O relato de Robson Augusto da Silva, suboficial da reserva da Marinha desde 2014, aponta para desgastes na relação entre Jair Bolsonaro (sem partido) e parte das Forças Armadas.

Generais como o ex-ministro Santos Cruz e o vice-presidente Hamilton Mourão defenderam publicamente punições ao ex-ministro Eduardo Pazuello por sua participação no ato pró-Bolsonaro do último domingo (23) – no palanque, sem máscara nem respeito às normas de distanciamento social.

Leia também: Artigo | Qual será destino de Pazuello?

O Regulamento Disciplinar do Exército Brasileiro (RDE) diz que não é permitido ao militar tomar parte em manifestações de caráter político. Pazuello é general da ativa.

Se houver uma punição exemplar ao ex-ministro da Saúde, será um acontecimento inédito no atual governo. Nas outras vezes em que generais declararam apoio efusivo a Bolsonaro ou criticaram outros presidentes, saíram fortalecidos.

O próprio presidente da República já se posicionou abertamente contra qualquer tipo de punição a seu ex-ministro da Saúde, alegando se tratar de um “homem de bem.”

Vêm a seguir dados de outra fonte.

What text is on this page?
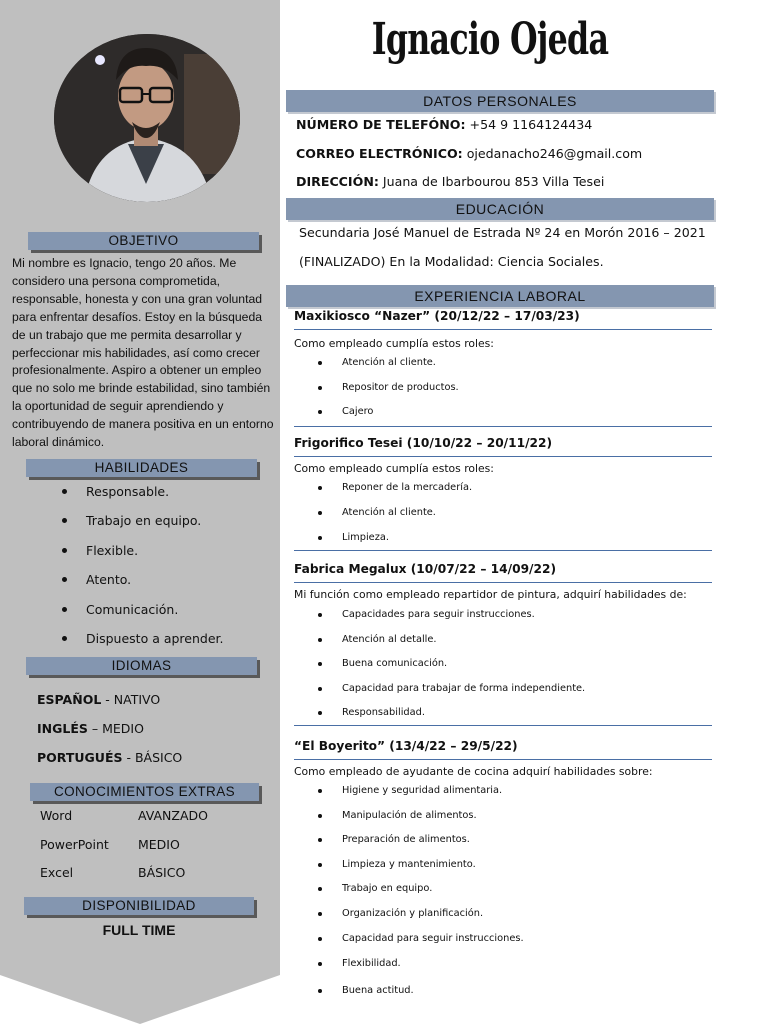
OBJETIVO
Mi nombre es Ignacio, tengo 20 años. Me considero una persona comprometida, responsable, honesta y con una gran voluntad para enfrentar desafíos. Estoy en la búsqueda de un trabajo que me permita desarrollar y perfeccionar mis habilidades, así como crecer profesionalmente. Aspiro a obtener un empleo que no solo me brinde estabilidad, sino también la oportunidad de seguir aprendiendo y contribuyendo de manera positiva en un entorno laboral dinámico.
HABILIDADES
Responsable.
Trabajo en equipo.
Flexible.
Atento.
Comunicación.
Dispuesto a aprender.
IDIOMAS
ESPAÑOL - NATIVO
INGLÉS – MEDIO
PORTUGUÉS - BÁSICO
CONOCIMIENTOS EXTRAS
Word	AVANZADO
PowerPoint MEDIO
Excel	BÁSICO
DISPONIBILIDAD
FULL TIME
Ignacio Ojeda
DATOS PERSONALES
NÚMERO DE TELEFÓNO: +54 9 1164124434
CORREO ELECTRÓNICO: ojedanacho246@gmail.com
DIRECCIÓN: Juana de Ibarbourou 853 Villa Tesei
EDUCACIÓN
Secundaria José Manuel de Estrada Nº 24 en Morón 2016 – 2021
(FINALIZADO) En la Modalidad: Ciencia Sociales.
EXPERIENCIA LABORAL
Maxikiosco “Nazer” (20/12/22 – 17/03/23)
Como empleado cumplía estos roles:
Atención al cliente.
Repositor de productos.
Cajero
Frigorifico Tesei (10/10/22 – 20/11/22)
Como empleado cumplía estos roles:
Reponer de la mercadería.
Atención al cliente.
Limpieza.
Fabrica Megalux (10/07/22 – 14/09/22)
Mi función como empleado repartidor de pintura, adquirí habilidades de:
Capacidades para seguir instrucciones.
Atención al detalle.
Buena comunicación.
Capacidad para trabajar de forma independiente.
Responsabilidad.
“El Boyerito” (13/4/22 – 29/5/22)
Como empleado de ayudante de cocina adquirí habilidades sobre:
Higiene y seguridad alimentaria.
Manipulación de alimentos.
Preparación de alimentos.
Limpieza y mantenimiento.
Trabajo en equipo.
Organización y planificación.
Capacidad para seguir instrucciones.
Flexibilidad.
Buena actitud.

Silva é editor da revista Sociedade Militar, que tem cerca de 400 mil leituras de artigos por mês. Como seu público-alvo são integrantes das Forças Armadas, ele acompanha em tempo real os comentários dos leitores e percebe que o apoio ao presidente já não é homogêneo e irrestrito.

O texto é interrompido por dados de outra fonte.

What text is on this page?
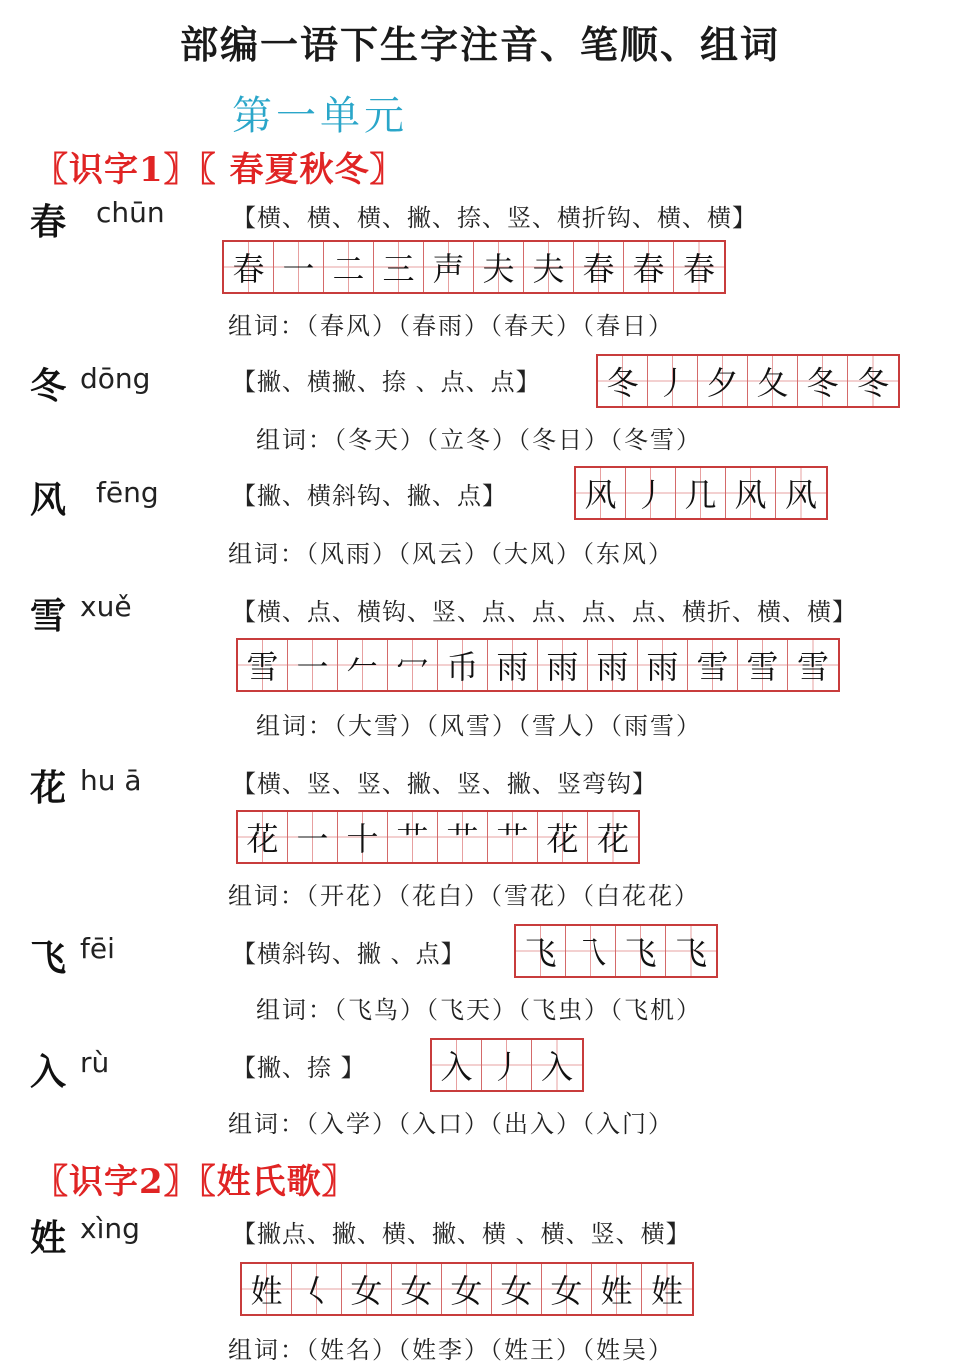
部编一语下生字注音、笔顺、组词
第一单元
〖识字1〗〖 春夏秋冬〗
春 chūn	【横、横、横、撇、捺、竖、横折钩、横、横】
春 一 二 三 声 夫 夫 春 春 春
组词：（春风）（春雨）（春天）（春日）
冬 dōng	【撇、横撇、捺 、点、点】 冬 丿 夕 夂 冬 冬
组词：（冬天）（立冬）（冬日）（冬雪）
风 fēng	【撇、横斜钩、撇、点】 风 丿 几 风 风
组词：（风雨）（风云）（大风）（东风）
雪 xuě	【横、点、横钩、竖、点、点、点、点、横折、横、横】
雪 一 𠂉 冖 币 雨 雨 雨 雨 雪 雪 雪
组词：（大雪）（风雪）（雪人）（雨雪）
花 hu ā	【横、竖、竖、撇、竖、撇、竖弯钩】
花 一 十 艹 艹 艹 花 花
组词：（开花）（花白）（雪花）（白花花）
飞 fēi	【横斜钩、撇 、点】 飞 乁 飞 飞
组词：（飞鸟）（飞天）（飞虫）（飞机）
入 rù	【撇、捺 】 入 丿 入
组词：（入学）（入口）（出入）（入门）
〖识字2〗〖姓氏歌〗
姓 xìng	【撇点、撇、横、撇、横 、横、竖、横】
姓 𡿨 女 女 女 女 女 姓 姓
组词：（姓名）（姓李）（姓王）（姓吴）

Em conversa com o Brasil de Fato, o militar da reserva da Marinha compartilhou suas percepções sobre os temas que provocam maior divergência.

Vozes dissonantes

Desde que deixou o cargo de ministro-chefe da Secretaria de Governo da Presidência, em junho de 2019, Carlos Alberto dos Santos Cruz tornou-se um dos únicos generais a criticar Bolsonaro na imprensa e nas redes sociais.

Em janeiro de 2020, em entrevista à BBC Brasil, ele acusou o presidente de se afastar do combate à corrupção.

Após o rompimento entre Bolsonaro e o então ministro da Justiça e Segurança Pública, Sergio Moro, o general se posicionou do lado da Lava Jato.

Na manhã seguinte ao ato com Pazuello no Rio, Santos Cruz fez uma nova postagem contundente em sua conta no Twitter:

“De soldado a general tem que ser as mesmas normas e valores. O presidente e um militar da ativa mergulharem o Exército na política é irresponsável e perigoso. Desrespeitam a instituição. Um mau exemplo, que não pode ser seguido. Péssimo para o Brasil”, escreveu.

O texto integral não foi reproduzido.